Wired has an article on the changing patterns of Internet use. One of the key changes? Less sex searching:
”Twenty percent of all searching was sex-related back in 1997; now it’s about 5 percent,” said Amanda Spink, the University of Pittsburgh professor who co-authored Web Search: Public Searching of the Web with Penn State professor Bernard J. Jansen.”It’s a little bit more in Europe, 8 to 10 percent, but in comparison to everything else, it’s a very small percent,” Spink said. ”People are using (the web) more as an everyday tool rather than as just an entertainment medium.”
Folks might recall a similar trend as home video evolved from a gee whiz, slightly seedy enterprise, to a standard household appliance.
Now that Internet use has reached almost 70 percent of the U.S. population (according to these statistics), it has become a standard and increasingly invisibly integrated part of daily life for many.

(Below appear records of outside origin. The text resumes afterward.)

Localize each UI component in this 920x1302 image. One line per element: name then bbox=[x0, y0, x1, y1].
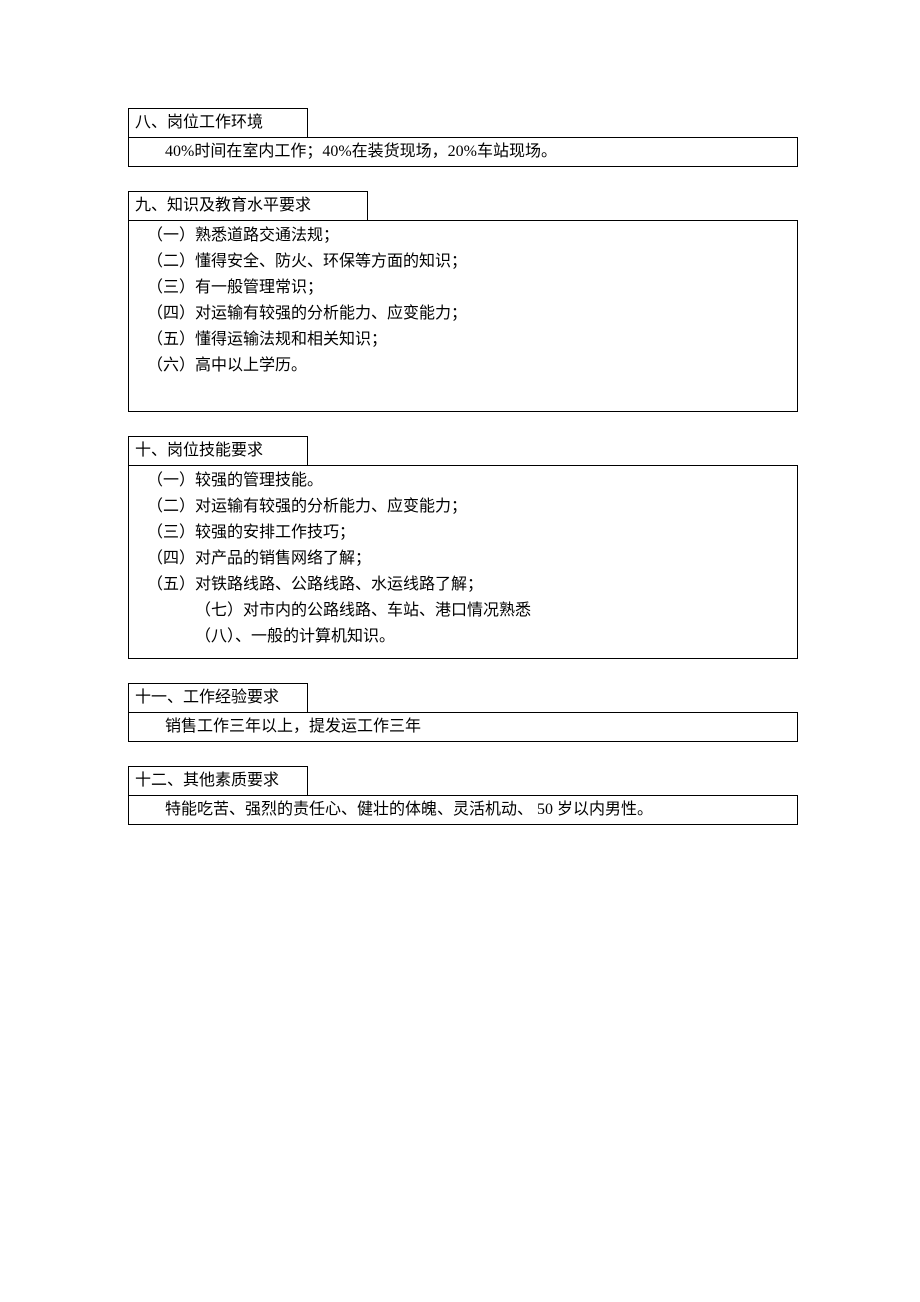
section-9-item-4: （四）对运输有较强的分析能力、应变能力； bbox=[147, 301, 791, 327]
section-10-item-2: （二）对运输有较强的分析能力、应变能力； bbox=[147, 494, 791, 520]
section-9-knowledge-education: 九、知识及教育水平要求 （一）熟悉道路交通法规； （二）懂得安全、防火、环保等方… bbox=[128, 191, 798, 412]
section-8-body: 40%时间在室内工作；40%在装货现场，20%车站现场。 bbox=[128, 137, 798, 167]
section-10-item-1: （一）较强的管理技能。 bbox=[147, 468, 791, 494]
section-9-item-1: （一）熟悉道路交通法规； bbox=[147, 223, 791, 249]
section-10-item-7: （七）对市内的公路线路、车站、港口情况熟悉 bbox=[147, 598, 791, 624]
section-10-item-8: （八）、一般的计算机知识。 bbox=[147, 624, 791, 650]
section-10-item-3: （三）较强的安排工作技巧； bbox=[147, 520, 791, 546]
section-8-header: 八、岗位工作环境 bbox=[128, 108, 308, 138]
section-9-header: 九、知识及教育水平要求 bbox=[128, 191, 368, 221]
section-12-body: 特能吃苦、强烈的责任心、健壮的体魄、灵活机动、 50 岁以内男性。 bbox=[128, 795, 798, 825]
section-10-header: 十、岗位技能要求 bbox=[128, 436, 308, 466]
section-9-body: （一）熟悉道路交通法规； （二）懂得安全、防火、环保等方面的知识； （三）有一般… bbox=[128, 220, 798, 412]
section-10-item-4: （四）对产品的销售网络了解； bbox=[147, 546, 791, 572]
section-8-work-environment: 八、岗位工作环境 40%时间在室内工作；40%在装货现场，20%车站现场。 bbox=[128, 108, 798, 167]
section-12-other-requirements: 十二、其他素质要求 特能吃苦、强烈的责任心、健壮的体魄、灵活机动、 50 岁以内… bbox=[128, 766, 798, 825]
section-11-body: 销售工作三年以上，提发运工作三年 bbox=[128, 712, 798, 742]
section-11-work-experience: 十一、工作经验要求 销售工作三年以上，提发运工作三年 bbox=[128, 683, 798, 742]
section-10-skill-requirements: 十、岗位技能要求 （一）较强的管理技能。 （二）对运输有较强的分析能力、应变能力… bbox=[128, 436, 798, 659]
section-10-item-5: （五）对铁路线路、公路线路、水运线路了解； bbox=[147, 572, 791, 598]
section-9-item-2: （二）懂得安全、防火、环保等方面的知识； bbox=[147, 249, 791, 275]
section-9-item-5: （五）懂得运输法规和相关知识； bbox=[147, 327, 791, 353]
section-11-header: 十一、工作经验要求 bbox=[128, 683, 308, 713]
section-9-item-6: （六）高中以上学历。 bbox=[147, 353, 791, 379]
section-10-body: （一）较强的管理技能。 （二）对运输有较强的分析能力、应变能力； （三）较强的安… bbox=[128, 465, 798, 659]
section-9-item-3: （三）有一般管理常识； bbox=[147, 275, 791, 301]
section-12-header: 十二、其他素质要求 bbox=[128, 766, 308, 796]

But among those money, the article also shows something hasn’t changed much:
What hasn’t changed much in seven years is how hard people are willing to work at searching. The answer: not very. Spink and Jansen found that people averaged about two words per query and two queries per search session.”The searches are taking less than five minutes, and they’re only looking at the first page of results,” Spink said.
So, the good news for arts organizations is that on-line connections to audiences and donors can be cheaper and quicker. The bad news is that the truly valuable real estate (the first page of the search engine results) is exceptionally small.